We’ve all been in hard places. We’ve all faced conundrums. And we’ve all experienced disappointments. Likewise, in the dramatic film Pariah main character Alike endures severe banishment from her family, specifically her mother, because of her sexuality.

In the movie, Alike struggles with her sexual identity of being a lesbian, and this is highlighted throughout the film as she seeks love in a friend from school and is then quickly rejected by the same girl. It becomes clear early on that Alike’s family disapproves of her lifestyle as her mother places extreme restrictions on her freedom in order to forbid her daughter from hanging out with Laura, Alike’s lesbian companion and best friend.

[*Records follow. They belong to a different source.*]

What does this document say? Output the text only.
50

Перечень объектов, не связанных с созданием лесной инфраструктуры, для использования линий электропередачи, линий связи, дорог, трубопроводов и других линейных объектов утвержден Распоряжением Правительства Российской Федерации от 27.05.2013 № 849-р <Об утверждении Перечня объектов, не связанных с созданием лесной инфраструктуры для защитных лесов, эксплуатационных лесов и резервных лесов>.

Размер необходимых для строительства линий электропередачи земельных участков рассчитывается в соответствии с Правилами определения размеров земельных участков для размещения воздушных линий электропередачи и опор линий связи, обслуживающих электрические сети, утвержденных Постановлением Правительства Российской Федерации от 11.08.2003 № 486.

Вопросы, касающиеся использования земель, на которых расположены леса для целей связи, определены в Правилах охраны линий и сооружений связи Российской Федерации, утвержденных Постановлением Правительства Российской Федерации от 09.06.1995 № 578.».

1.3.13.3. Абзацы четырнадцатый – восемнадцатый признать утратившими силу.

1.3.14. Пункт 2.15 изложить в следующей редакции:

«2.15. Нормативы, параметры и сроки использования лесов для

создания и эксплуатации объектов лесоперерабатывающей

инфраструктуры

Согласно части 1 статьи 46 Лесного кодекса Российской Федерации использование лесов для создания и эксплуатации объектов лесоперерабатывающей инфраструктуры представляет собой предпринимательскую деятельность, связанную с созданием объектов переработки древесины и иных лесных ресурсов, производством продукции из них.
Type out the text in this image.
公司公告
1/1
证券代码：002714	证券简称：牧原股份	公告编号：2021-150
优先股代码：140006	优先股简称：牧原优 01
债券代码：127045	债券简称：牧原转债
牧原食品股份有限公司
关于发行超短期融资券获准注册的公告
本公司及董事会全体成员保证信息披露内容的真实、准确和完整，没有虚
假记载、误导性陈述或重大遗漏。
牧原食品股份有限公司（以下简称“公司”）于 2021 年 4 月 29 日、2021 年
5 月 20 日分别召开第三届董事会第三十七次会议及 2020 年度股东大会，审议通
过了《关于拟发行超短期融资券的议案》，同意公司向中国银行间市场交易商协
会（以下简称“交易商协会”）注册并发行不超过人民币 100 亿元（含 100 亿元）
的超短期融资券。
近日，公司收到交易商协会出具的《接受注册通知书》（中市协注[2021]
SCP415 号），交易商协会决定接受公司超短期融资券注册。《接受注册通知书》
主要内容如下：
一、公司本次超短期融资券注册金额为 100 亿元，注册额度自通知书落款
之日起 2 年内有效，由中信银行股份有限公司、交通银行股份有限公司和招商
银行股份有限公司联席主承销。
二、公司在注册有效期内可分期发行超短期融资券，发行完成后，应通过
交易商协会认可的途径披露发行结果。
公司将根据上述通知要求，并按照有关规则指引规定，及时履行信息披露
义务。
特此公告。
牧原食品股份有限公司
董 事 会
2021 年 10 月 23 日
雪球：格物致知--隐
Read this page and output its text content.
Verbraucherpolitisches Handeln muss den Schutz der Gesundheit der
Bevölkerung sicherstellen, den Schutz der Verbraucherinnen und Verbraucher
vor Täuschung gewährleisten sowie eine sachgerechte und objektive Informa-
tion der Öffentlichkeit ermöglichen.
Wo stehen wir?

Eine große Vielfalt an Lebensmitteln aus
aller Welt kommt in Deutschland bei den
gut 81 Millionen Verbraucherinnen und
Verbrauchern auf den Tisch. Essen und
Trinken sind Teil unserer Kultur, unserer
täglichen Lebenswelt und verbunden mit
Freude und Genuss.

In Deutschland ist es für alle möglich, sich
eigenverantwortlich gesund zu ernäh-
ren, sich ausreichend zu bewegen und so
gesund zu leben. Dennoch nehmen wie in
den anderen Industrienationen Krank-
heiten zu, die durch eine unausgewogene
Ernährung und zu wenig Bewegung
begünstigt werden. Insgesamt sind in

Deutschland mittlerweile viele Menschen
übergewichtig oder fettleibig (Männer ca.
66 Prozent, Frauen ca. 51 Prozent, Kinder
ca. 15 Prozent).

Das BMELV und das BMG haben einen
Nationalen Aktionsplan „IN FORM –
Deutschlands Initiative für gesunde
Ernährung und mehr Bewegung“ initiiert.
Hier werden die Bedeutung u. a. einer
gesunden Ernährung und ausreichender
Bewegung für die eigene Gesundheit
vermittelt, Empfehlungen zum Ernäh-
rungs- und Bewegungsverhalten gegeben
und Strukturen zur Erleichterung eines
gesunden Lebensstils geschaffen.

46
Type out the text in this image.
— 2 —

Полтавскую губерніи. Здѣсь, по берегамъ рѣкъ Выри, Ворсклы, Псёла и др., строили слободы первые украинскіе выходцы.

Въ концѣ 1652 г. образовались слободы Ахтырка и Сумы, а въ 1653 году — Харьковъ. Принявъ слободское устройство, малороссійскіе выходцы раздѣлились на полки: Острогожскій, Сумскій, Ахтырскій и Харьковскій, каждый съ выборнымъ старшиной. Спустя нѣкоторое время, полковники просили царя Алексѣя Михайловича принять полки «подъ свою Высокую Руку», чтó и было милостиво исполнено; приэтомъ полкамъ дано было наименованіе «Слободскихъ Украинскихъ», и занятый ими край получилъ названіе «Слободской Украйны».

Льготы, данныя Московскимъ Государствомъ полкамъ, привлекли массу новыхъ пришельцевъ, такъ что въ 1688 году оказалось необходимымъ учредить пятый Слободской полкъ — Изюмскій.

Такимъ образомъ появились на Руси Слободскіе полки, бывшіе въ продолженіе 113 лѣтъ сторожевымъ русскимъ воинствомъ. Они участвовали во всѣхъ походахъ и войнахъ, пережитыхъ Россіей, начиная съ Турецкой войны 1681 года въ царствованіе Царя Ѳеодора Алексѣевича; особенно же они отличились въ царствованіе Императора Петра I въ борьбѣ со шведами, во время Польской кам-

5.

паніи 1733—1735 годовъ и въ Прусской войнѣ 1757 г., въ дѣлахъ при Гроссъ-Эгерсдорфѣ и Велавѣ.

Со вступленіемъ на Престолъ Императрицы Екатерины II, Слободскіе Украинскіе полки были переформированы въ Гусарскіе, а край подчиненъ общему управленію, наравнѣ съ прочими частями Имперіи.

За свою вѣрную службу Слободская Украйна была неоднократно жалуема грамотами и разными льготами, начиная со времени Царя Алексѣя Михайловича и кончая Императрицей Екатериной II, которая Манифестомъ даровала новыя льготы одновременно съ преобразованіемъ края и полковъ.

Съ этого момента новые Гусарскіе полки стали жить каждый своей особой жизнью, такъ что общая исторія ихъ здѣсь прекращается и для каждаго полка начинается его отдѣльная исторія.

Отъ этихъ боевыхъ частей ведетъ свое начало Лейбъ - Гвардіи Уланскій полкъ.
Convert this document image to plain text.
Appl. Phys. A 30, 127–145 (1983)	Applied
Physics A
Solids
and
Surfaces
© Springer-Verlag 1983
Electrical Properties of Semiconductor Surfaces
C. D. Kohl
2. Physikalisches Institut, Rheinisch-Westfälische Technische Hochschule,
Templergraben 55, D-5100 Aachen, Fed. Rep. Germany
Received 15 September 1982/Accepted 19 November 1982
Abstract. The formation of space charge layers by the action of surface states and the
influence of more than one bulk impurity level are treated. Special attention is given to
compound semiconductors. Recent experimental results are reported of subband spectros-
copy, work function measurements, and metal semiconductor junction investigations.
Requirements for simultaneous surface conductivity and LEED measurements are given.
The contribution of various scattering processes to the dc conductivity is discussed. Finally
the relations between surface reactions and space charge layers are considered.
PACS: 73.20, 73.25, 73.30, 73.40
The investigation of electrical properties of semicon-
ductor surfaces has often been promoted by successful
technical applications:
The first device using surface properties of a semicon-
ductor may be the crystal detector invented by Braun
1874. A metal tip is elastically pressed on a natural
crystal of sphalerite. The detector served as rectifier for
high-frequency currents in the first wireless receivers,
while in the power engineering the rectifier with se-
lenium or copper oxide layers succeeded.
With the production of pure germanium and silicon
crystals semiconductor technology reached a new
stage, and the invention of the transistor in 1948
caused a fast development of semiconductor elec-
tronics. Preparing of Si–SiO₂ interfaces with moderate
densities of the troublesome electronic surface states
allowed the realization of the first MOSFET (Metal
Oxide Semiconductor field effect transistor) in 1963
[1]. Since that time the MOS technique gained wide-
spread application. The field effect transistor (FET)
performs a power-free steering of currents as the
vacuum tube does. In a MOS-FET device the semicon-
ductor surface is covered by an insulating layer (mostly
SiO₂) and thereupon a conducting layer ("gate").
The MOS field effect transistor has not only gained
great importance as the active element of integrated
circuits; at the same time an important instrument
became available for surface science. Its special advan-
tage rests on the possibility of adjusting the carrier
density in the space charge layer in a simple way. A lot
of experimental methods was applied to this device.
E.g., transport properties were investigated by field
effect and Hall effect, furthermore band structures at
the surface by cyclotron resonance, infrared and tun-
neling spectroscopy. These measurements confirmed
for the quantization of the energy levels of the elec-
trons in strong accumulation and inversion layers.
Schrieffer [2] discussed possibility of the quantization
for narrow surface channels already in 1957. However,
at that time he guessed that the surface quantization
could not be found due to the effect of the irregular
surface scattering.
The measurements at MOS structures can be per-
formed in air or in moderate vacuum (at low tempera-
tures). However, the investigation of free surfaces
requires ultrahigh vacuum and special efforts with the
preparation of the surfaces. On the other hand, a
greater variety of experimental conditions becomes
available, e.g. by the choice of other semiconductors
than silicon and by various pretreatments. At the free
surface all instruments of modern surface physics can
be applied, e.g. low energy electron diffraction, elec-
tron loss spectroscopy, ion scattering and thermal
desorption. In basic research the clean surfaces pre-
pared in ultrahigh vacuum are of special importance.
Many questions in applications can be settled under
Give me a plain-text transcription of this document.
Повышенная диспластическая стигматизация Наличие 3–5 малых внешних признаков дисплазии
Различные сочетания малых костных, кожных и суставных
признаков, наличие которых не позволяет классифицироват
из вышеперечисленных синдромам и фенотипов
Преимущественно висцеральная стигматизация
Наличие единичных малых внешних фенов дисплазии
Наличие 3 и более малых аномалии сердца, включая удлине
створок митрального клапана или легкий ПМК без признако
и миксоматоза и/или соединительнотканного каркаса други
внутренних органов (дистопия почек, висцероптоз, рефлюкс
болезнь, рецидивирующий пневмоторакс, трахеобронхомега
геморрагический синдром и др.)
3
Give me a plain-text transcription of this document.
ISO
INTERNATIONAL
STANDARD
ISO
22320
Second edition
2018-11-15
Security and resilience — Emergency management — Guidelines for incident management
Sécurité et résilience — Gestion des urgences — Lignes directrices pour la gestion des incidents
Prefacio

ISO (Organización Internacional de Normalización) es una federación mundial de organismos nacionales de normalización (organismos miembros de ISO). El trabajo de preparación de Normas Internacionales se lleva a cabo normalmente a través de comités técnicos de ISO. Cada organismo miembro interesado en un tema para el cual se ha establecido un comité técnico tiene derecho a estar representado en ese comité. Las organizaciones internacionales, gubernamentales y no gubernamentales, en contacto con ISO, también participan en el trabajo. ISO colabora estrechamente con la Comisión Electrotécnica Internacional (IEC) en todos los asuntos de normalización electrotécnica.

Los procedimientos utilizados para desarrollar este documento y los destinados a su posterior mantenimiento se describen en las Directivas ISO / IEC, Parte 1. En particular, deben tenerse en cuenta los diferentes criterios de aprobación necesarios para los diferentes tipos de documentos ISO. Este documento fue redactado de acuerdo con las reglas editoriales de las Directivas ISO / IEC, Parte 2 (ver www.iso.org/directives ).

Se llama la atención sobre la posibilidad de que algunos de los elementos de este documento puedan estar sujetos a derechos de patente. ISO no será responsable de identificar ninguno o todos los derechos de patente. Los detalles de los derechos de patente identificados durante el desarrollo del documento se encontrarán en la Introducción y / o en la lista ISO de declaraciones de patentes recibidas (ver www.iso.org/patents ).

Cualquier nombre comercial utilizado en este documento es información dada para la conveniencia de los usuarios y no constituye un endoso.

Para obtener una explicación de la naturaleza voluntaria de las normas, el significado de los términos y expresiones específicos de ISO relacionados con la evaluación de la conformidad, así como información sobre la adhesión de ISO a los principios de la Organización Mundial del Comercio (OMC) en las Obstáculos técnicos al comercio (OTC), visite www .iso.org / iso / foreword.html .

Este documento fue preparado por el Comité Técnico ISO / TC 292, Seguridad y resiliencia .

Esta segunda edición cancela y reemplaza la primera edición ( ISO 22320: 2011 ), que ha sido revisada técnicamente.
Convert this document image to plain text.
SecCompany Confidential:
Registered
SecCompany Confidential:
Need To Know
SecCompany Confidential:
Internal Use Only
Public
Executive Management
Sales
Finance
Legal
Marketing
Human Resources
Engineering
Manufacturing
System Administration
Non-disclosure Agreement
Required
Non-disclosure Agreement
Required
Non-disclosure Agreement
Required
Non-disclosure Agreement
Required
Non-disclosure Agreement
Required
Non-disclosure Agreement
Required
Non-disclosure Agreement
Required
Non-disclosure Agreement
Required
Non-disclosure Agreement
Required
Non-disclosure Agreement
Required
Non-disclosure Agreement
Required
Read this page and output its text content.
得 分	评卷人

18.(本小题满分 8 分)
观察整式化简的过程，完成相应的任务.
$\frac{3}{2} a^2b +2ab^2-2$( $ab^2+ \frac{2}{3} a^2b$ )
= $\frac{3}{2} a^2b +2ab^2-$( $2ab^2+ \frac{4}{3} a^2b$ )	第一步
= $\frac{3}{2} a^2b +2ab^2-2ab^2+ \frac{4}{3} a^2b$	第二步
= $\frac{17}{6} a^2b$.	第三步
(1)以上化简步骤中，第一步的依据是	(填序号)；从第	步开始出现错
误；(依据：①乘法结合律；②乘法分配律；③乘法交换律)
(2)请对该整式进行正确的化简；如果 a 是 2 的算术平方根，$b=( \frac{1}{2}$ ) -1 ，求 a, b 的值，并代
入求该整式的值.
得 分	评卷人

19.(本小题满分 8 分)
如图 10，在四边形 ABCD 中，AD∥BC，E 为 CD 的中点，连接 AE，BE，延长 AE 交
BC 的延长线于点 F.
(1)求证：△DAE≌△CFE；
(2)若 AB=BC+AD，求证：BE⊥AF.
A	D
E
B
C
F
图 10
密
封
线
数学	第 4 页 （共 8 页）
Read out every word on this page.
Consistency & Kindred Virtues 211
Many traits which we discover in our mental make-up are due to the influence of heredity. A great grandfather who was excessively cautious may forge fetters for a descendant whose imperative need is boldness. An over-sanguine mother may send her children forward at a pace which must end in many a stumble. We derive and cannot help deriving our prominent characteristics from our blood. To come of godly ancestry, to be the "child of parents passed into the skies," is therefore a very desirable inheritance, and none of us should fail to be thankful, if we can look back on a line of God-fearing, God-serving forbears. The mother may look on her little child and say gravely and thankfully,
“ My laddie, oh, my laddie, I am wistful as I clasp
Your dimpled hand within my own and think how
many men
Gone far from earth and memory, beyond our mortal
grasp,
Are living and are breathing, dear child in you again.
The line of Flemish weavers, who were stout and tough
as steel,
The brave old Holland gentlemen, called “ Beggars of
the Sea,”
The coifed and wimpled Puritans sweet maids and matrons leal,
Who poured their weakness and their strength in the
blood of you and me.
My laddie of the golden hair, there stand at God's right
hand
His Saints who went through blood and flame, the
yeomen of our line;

The film addresses the conflicts between religion and homosexuality as it leads the audience to believe Alike’s mother is extremely religious and therefore disapproves of her love life. At the end of the film, the last line distinctly demonstrates these judgmental feelings of the mother’s disappointment and disgust for her daughter when Alike attempts to resolve issues with her mother by telling her she loved her but is then rejected as her mother replies, “I’ll pray for you,” before walking away from the situation.

I appreciated the film because it addresses the negative results within a family’s structure and relationships as a result of conflicting beliefs. I think the story of the movie was crucial in delivering to the public because of its often taboo nature, and because it relayed its message without extreme force and more with poise, I consider Pariah to be one of my favorite films at the Sundance Film Festival thus far.